Há outro fator que também preocupa esta associação. Segundo a queixa enviada aos serviços secretos portugueses, “através do ACM estas organizações podem receber apoio do Estado português para depois ser usado para fins e eventos de propaganda pró-russa”.
Pavlo Sadokha teve uma reunião esta segunda-feira com um representante do Alto Comissariado para as Migrações com o objetivo de fazer com que estas associações que alegadamente têm ligações com a Federação Russa deixem de ser reconhecidas como ucranianas. Mas, segundo adiantou à CNN Portugal, o responsável do ACM alegou que “não pode selecionar associações por escolha política e que a legislação atual não permite tirar estas organizações das listas”.
Uma petição com o nome “Proibir agências de propaganda russa em Portugal” também foi lançada publicamente com o intuito de pedir ao Parlamento que proíba oficialmente o funcionamento das agências e canais de propaganda russa em Portugal. Até ao momento, conta com mais de 370 assinaturas.

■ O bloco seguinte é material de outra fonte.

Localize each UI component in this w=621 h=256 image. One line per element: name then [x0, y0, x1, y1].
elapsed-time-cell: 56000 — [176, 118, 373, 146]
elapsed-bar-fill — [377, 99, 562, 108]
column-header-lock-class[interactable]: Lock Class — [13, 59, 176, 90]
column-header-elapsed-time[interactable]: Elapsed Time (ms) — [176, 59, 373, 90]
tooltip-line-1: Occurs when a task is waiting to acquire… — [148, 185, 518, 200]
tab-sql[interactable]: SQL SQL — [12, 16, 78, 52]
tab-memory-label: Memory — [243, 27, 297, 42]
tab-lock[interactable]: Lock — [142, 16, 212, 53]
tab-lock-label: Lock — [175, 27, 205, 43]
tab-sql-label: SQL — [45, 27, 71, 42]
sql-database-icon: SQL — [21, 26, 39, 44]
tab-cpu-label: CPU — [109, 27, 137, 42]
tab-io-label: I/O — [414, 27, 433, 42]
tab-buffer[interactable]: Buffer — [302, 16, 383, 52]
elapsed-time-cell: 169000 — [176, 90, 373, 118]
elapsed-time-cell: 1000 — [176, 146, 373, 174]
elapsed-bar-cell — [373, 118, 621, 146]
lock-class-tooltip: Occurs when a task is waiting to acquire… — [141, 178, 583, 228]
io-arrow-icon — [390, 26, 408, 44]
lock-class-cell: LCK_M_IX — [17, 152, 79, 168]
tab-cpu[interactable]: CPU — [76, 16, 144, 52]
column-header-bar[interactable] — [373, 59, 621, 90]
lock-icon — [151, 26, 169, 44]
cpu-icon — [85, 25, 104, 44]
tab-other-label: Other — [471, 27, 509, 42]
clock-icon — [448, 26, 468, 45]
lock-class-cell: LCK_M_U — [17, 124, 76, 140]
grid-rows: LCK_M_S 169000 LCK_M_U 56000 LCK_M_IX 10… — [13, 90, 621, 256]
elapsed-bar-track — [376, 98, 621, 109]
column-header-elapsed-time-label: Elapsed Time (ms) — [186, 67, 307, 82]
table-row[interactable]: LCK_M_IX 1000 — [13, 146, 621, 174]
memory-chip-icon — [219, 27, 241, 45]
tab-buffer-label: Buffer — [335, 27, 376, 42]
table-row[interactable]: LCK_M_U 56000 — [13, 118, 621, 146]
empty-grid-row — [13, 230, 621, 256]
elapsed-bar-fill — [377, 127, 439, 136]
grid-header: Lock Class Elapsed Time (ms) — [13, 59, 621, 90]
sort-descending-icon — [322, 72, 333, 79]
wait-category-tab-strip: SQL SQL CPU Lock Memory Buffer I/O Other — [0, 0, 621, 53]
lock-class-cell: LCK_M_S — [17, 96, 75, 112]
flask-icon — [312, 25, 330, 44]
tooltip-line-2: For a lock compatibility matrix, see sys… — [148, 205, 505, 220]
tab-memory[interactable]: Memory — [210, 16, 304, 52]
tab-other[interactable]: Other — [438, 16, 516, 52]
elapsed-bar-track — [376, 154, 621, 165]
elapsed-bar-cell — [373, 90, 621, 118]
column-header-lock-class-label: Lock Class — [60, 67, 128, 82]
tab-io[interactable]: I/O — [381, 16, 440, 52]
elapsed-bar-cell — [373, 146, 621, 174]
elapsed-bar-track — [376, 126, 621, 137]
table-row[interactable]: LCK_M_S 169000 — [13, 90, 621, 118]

Estratégia de desinformação
José Manuel Anes, do Observatório de Segurança, Criminalidade Organizada e Terrorismo (OSCOT), considera a situação "preocupante" e admite ser um cenário real. "No Observatório temos alguma acuidade na percepção das coisas e, portanto, acreditamos que é perfeitamente possível a infiltração de russos neste tipo de organizações”.
Segundo o co-fundador do OSCOT, "a associação que existe entre as organizações e estes serviços da Federação Russa mostra como a estratégia de desinformação e de descriminação russas está interligado com as ONG que acolhem refugiados ucranianos".
Além disso, José Manuel Anes sublinha que há casos em que "há indivíduos que têm ligações com instituições russas e cuja russofilia norteia o próprio pensamento das instituições que comandam´". Mas, neste casos, diz o "Estado não pode fazer muito, porque pode ser acusado de racismo”.